Первой нашлась Мария Даниловна. Она тут же подхватила песню, повела вторым голосом.
Александр Алексеевич взялся за гитару. И пошло у них пошло. Точно не на востоке Франции у подножия Вогез они сидели, пили и пели, а где-нибудь в России.
С тех пор они пели эту песню каждый вечер. Порою даже без вина. На три голоса. Николь им подпевала.
– Вы, русские – необыкновенные люди! – говорила она, видя, как Александр Алексеевич вытирает слёзы.
В отряд они вернулись только спустя месяц.
Товарищи их считали погибшими.
А ещё через месяц «Маки де Лор», к тому времени увеличившийся почти втрое, по приказу центрального штаба и лично генерала де Голля на пяти грузовиках помчался на северо-запад и вскоре вместе с другими отрядами и группами Сопротивления вошёл в Париж и принял участие в уличных боях против войск немецкого гарнизона. Были дни, когда пулемёт Ивана работал почти непрерывно, и приходилось менять раскалившийся ствол. Николь не успевала заряжать обоймы.
Вторая атака немцев на прорыв была отбита так же, как и первая. И сразу после неё танки с десантом вошли в Чернавичскую пущу.
Капитан Солодовников уступил напору командира танкового взвода и разрешил контратаку.
Одновременно с севера и северо-востока блокированную группировку атаковали батальоны войск НКВД.
На третий день из пущи в различных направлениях начали выходить группы немцев с белыми флагами.
Капитан Солодовников звонил почти каждые полчаса.
– Ну что там у тебя, Воронцов? Почему не докладываешь?
– Принимаю капитуляцию. И трофеи. И того и другого пока что-то негусто, товарищ капитан.

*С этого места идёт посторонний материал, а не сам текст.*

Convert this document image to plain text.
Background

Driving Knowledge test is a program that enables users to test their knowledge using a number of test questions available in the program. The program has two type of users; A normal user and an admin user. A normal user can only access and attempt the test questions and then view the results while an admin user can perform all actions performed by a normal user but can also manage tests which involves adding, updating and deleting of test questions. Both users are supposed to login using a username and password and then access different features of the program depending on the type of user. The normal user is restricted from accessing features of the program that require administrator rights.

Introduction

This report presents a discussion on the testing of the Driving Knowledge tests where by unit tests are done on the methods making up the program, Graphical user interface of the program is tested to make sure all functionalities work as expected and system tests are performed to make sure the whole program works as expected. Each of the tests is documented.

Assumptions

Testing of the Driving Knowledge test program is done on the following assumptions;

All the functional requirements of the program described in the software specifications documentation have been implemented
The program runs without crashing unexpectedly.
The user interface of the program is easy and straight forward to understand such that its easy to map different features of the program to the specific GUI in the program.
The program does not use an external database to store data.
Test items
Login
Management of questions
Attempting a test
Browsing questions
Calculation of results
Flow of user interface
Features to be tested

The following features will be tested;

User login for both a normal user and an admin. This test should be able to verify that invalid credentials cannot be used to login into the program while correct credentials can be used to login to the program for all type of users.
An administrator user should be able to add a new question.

– Ничего-ничего! Ты, главное, ухо держи востро! Танки и разведка вернулись. Дров там, сено-солома, нахряпали порядком! Сейчас «горбатые» ещё пару раз обработают, и к тебе они ротами попрут! Вот, Сашка, какая война началась!
Воронцов засмеялся. И тотчас в трубке послышалось:
– Вот и я, Сашка, смеюсь. Ты только вот что: людей своих держи в окопах, пусть не расхолаживаются, потому как всё может быть. Перед нами не простые солдаты. Эсэс да власовцы. Этим сдаваться, сам понимаешь, – шанс выжить небольшой. На ком расстрелы, на ком сожжённые деревни… Да и сам не геройствуй. Доживи, Сашка, ротный ты мой самый лучший, до победы!
– Спасибо, Андрей Ильич! Постараюсь дожить.
Не сразу Воронцов передал телефонисту трубку. Выпил, что ли, комбат? Расчувствовался.
– Екименков, – позвал он фельдшера, – у тебя выпить что-нибудь есть?
– Товарищ старший лейтенант, так мы весь первач по вашему приказу перед боем Веретеницыной сдали.
– Позови её.
Пришла Веретеницына. Взгляд у неё был недовольный. Воронцов уже знал, что она сейчас скажет. Чтобы упредить огонь, он подмигнул ей и сказал:
– Старшина, выдай из своего трофейного фонда по фляжке на каждое отделение. И одну – на НП. Артиллерию угостить. А то скажут, мол, жмоты в пехоте воюют.
Артиллерийские лейтенанты смотрели на санинструктора с восхищением. Она это заметила.
– Хорошо, товарищ старший лейтенант. Под вашу ответственность.
– Колобаев! – окликнул Воронцов снайпера. – Иди, помоги Екименкову довольствие доставить!